$$J(\theta)=\frac{1}{n}\sum_{i=1}^{n} (y^{i}-x^{i}\theta)^2$$
where $y^{i}$ is actual value and $x^{i}\theta$ is predicted for each i.
Differentiating wrt $\theta$ and equating to $0$ (to find $\theta$ that minimizes the error ) will give:
$\dfrac{d(J(\theta))}{d\theta}=\dfrac{2}{n}(Y-X\theta)(-X)=0$
where $X$ and $Y$ are set of values of features and actual values respectively.
$$\Rightarrow -YX + XX\theta=0\;\Rightarrow\; XX\theta = YX\;\Rightarrow\;\theta= (XX)^{-1}YX$$
This should be the the final solution. But as $X$ and $Y$ are matrices. The following is used:
$$\Rightarrow\theta=(X^{T}X)^{-1}X^{T}Y$$
why can't we use $XX^{T}$ and $YX^{T}$ or taking the transpose of $Y$ and using different arrangement.
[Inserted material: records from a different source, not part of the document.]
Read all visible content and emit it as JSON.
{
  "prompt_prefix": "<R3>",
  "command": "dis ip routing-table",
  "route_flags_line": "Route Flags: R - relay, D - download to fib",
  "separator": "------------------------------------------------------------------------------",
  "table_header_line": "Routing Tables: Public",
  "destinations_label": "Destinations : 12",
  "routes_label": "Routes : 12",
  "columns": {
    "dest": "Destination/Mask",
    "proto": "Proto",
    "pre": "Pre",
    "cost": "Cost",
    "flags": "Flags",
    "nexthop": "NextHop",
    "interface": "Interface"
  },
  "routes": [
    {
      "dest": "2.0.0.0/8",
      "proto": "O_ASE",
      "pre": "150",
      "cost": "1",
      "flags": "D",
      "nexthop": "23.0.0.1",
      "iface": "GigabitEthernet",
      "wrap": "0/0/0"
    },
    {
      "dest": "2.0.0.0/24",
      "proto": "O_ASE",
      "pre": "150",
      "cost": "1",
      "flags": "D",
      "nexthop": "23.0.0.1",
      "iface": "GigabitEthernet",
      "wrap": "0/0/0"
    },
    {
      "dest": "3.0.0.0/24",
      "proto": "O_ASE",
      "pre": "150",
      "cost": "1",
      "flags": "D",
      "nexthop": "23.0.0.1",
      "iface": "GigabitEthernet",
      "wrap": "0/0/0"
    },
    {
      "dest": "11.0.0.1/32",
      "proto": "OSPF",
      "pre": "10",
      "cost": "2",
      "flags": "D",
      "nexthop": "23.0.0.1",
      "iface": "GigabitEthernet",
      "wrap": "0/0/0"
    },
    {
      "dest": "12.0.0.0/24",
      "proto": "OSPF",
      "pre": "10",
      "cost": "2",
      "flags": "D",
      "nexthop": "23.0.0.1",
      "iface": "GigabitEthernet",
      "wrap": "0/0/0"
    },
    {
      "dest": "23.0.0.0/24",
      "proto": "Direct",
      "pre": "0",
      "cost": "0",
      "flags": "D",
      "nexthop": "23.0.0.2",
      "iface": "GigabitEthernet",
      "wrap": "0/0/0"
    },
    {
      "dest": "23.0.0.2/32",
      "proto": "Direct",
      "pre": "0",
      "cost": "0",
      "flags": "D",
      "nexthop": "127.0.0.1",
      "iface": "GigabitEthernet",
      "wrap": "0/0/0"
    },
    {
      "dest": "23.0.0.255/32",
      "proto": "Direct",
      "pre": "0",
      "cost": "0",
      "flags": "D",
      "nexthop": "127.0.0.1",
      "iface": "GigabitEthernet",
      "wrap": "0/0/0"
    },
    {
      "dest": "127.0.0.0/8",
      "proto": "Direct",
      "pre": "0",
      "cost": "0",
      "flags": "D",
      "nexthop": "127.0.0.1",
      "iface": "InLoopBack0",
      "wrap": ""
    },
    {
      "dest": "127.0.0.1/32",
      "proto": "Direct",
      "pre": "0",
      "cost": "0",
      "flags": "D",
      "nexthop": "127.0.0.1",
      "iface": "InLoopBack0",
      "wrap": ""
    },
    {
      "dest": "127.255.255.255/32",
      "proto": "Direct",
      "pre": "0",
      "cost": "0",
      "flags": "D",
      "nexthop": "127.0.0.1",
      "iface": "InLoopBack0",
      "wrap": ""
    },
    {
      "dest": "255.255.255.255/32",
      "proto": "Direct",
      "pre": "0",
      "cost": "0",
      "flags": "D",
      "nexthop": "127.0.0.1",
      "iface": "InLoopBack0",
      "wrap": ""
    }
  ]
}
I am stuck at this. Please explain.
In a Machine Learning course on Edx by MIT a professor came with the following final solution:
$\hat{\theta}$ = $A^{-1}b$
where $\displaystyle A=\dfrac{1}{n}\sum_{i=1}^{n} x^{i}(x^{i})^{T}\hat{\theta}$ and $\displaystyle b = \dfrac{-1}{n}\sum_{i=1}^{n} y^{i}x^{i}$
Thank You.
To square matrices you build a product of a matrix. But you have to transpose one. Otherwise you get problems with the number of columns and the number of rows: $M^T_{m \times n}\cdot M_{m\times n}=P_{\color{green}n\times \color{red}m}\cdot M_{\color{red}m\times \color{green}n}$. $P$ is the transposed matrix of $M$
$J(\theta)=(Y-X\theta)^T\cdot (Y-X\theta)=(Y^{T}-\theta^{T}X^{T})\cdot (Y-X\theta)$
Multiplying out:
$J(\theta)=Y^TY-\theta ^T \mathbf{X} ^TY-Y^TX\theta+\theta^TX^T X\theta $
$\theta ^T \mathbf{X} ^TY$ and $Y^TX\theta$ are equal. Thus
$J(\theta)=Y^TY-2\theta ^T \mathbf{X} ^TY+\theta^TX^T X\theta$
Now you can differentiate with respect to $\theta$:
$\frac{\partial J(\theta)}{\partial \theta}=-2X^TY+2X^T X\theta=0$
I leave the rest for you.